分析「快慢指標」

在 LeetCode 上，「快慢指標」(fast and slow pointers) 是常見處理鏈結串列的手法，不過以「快慢指標」的方式來取得鏈結串列的中點，是否較「單一指標」走訪二遍能更快呢？其實二者具備相同的時間複雜度 \(O(n)\)，本文嘗試從編譯器最佳化和記憶體階層架構，觀察二者的表現。

對比演算法的 C 語言描述
首先，作為鏈結串列節點的結構體為：

struct list_node {
    int val;
    struct list_node *next;
};

「快慢指標」方式的 C 語言描述為：

struct list_node *middle_node(struct list_node *head)
{
    struct list_node *slow, *fast;
    slow = fast = head;
    while (fast && fast->next) {
        slow = slow->next;
        fast = fast->next->next;
    }
    return slow;
}

圖示如下：

digraph "Circular Linked List" {
    rankdir = "LR";
    node1[shape = circle, label = "1"];
    node2[shape = circle, label = "2"];    
    node3[shape = circle, label = "3"];
    node4[shape = circle, label = "4"];
    node5[shape = circle, label = "5"];
    
    node0__[shape = none, label = "fast", fontcolor = "blue"];
    node1__[shape = circle, label = "1", style = invis];
    node2__[shape = circle, label = "2", style = invis];    
    
    node0_[shape = none, label = "slow", fontcolor = "red"];
    node1_[shape = circle, label = "1", style = invis];     
    node0_ -> node1_;
    node0__ -> node1__ -> node2__;
    
    node1 -> node2;
    node2 -> node1;
    node2 -> node3;
    node3 -> node2;
    node3 -> node4;
    node4 -> node3;
    node4 -> node5;
    node5 -> node4;
}

「單一指標」方式的 C 語言描述為：

struct list_node *middle_node(struct list_node *head)
{
    struct list_node *cur = head;
    int n = 0;
    while (cur) {
        ++n;
        cur = cur->next;
    }
    int k = 0;
    cur = head;
    while (k < n / 2) {
        ++k;
        cur = cur->next;
    }
    return cur;
}

假設有一條長度為 9 個節點的鏈結串列，記憶體存取的次數為:

使用「快慢指標」方式，快指標完整的走訪鏈結串列 9 個節點，慢指標走訪前 5 個節點
使用「單一指標」方式，首先走訪鏈結串列一次共 9 個節點，再逐一走訪至中點，亦即 5 個節點

兩種方式都涉及對鏈結串列的 \(9 + 5 = 14\) 個節點的記憶體位置進行存取，二者的時間複雜度皆為：
\[ O(n) + O\left(\frac{n}{2}\right) = O\left(\frac{3}{2}n\right). \]

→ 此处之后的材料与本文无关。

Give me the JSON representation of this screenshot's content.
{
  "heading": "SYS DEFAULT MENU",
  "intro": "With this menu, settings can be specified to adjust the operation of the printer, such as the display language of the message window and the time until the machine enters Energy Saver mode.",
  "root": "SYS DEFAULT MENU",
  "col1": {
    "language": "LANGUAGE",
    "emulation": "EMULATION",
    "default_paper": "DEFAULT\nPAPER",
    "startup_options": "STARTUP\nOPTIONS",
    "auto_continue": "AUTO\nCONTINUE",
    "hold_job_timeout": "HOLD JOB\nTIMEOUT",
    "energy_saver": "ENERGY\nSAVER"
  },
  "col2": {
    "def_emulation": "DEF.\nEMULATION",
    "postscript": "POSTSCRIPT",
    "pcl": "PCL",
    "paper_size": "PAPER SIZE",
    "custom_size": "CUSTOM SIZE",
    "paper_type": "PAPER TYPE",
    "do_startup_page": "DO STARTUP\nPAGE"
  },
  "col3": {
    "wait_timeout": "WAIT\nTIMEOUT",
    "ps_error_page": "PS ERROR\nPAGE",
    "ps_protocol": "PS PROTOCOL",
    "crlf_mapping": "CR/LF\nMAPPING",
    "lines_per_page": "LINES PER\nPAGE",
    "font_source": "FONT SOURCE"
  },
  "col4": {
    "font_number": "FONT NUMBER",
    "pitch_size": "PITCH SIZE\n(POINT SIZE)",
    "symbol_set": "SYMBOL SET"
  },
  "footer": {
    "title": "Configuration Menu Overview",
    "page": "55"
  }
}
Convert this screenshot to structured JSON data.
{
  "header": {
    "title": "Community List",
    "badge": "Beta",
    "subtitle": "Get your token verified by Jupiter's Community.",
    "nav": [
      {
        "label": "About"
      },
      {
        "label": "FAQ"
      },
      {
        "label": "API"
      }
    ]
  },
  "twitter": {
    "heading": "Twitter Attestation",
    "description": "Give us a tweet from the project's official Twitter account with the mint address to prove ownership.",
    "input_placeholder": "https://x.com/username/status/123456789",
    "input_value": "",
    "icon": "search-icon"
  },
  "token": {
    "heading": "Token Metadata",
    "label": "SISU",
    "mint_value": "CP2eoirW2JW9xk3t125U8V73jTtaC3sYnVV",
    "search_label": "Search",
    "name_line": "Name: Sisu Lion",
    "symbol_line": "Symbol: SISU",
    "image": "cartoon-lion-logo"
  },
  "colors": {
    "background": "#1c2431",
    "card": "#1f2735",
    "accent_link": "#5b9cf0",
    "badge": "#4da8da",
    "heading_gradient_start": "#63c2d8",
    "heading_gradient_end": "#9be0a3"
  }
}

接著，對照上述二者的編譯器輸出。用 GCC 分別編譯上述二個程式後，可得以下組合程式碼:

「快慢指標」方式的組合程式碼：

    movq	%rdi, %rax
	jmp	.L2
.L4:
	movq	8(%rax), %rax ; fast = tmp->next
	movq	8(%rdi), %rdi ; slow = slow->next
.L2:
	testq	%rax, %rax    ; 判斷 fast == 0 ？ 亦即判斷 fast == NULL ？
	je	.L3 ; 若 fast == NULL 則跳躍至 .L3
	movq	8(%rax), %rax ; 把 tmp = fast->next
	testq	%rax, %rax ; 判斷 tmp == NULL ?
	jne	.L4 ; 若 tmp 不為 NULL，則跳躍至 .L4
.L3:
	movq	%rdi, %rax ; 把返回值複製至 %rax
	ret

「單一指標」方式的組合程式碼：























	movq	%rdi, %rax ; cur = head
	movl	$0, %edx   ; n = 0
	jmp	.L2
.L3:
	addl	$1, %edx      ; ++n
	movq	8(%rax), %rax ; cur = cur->next
.L2:
	testq	%rax, %rax ; cur == NULL ?
	jne	.L3        ; 若 cur 不為 NULL，則跳躍至 .L3
	movl	$0, %ecx   ; k = 0
	jmp	.L4
.L5:
	addl	$1, %ecx ; ++k
	movq	8(%rdi), %rdi ; cur = cur->next
.L4:
	movl	%edx, %eax ; int tmp = n
	shrl	$31, %eax  ; tmp = tmp < 0 ? 1 : 0
	addl	%edx, %eax ; tmp +=n
	sarl	%eax       ; tmp >>= 1
	cmpl	%ecx, %eax ; tmp - k
	jg	.L5
	movq	%rdi, %rax
	ret

「單一指標」方式的組合程式碼中，第 16 行至第 19 行的指令是為了計算 n / 2 的結果，因為除數是 2 的冪，於是除法可取代為位移運算，即使開啟更積極的編譯器最佳化 (如 -O3)，上述的程式碼沒有顯著的指令差異。

排除編譯器最佳化的因素後，我們來看現代處理器的影響。在具有良好時間局部性 (temporal locality) 的程式中，被參照過一次的記憶體位置可能不久後仍會被多次參照；在具有良好空間局部性 (spatial locality) 的程式中，若一個記憶體位置被參照過，那程式很可能在隨後參照其鄰近的記憶體位置。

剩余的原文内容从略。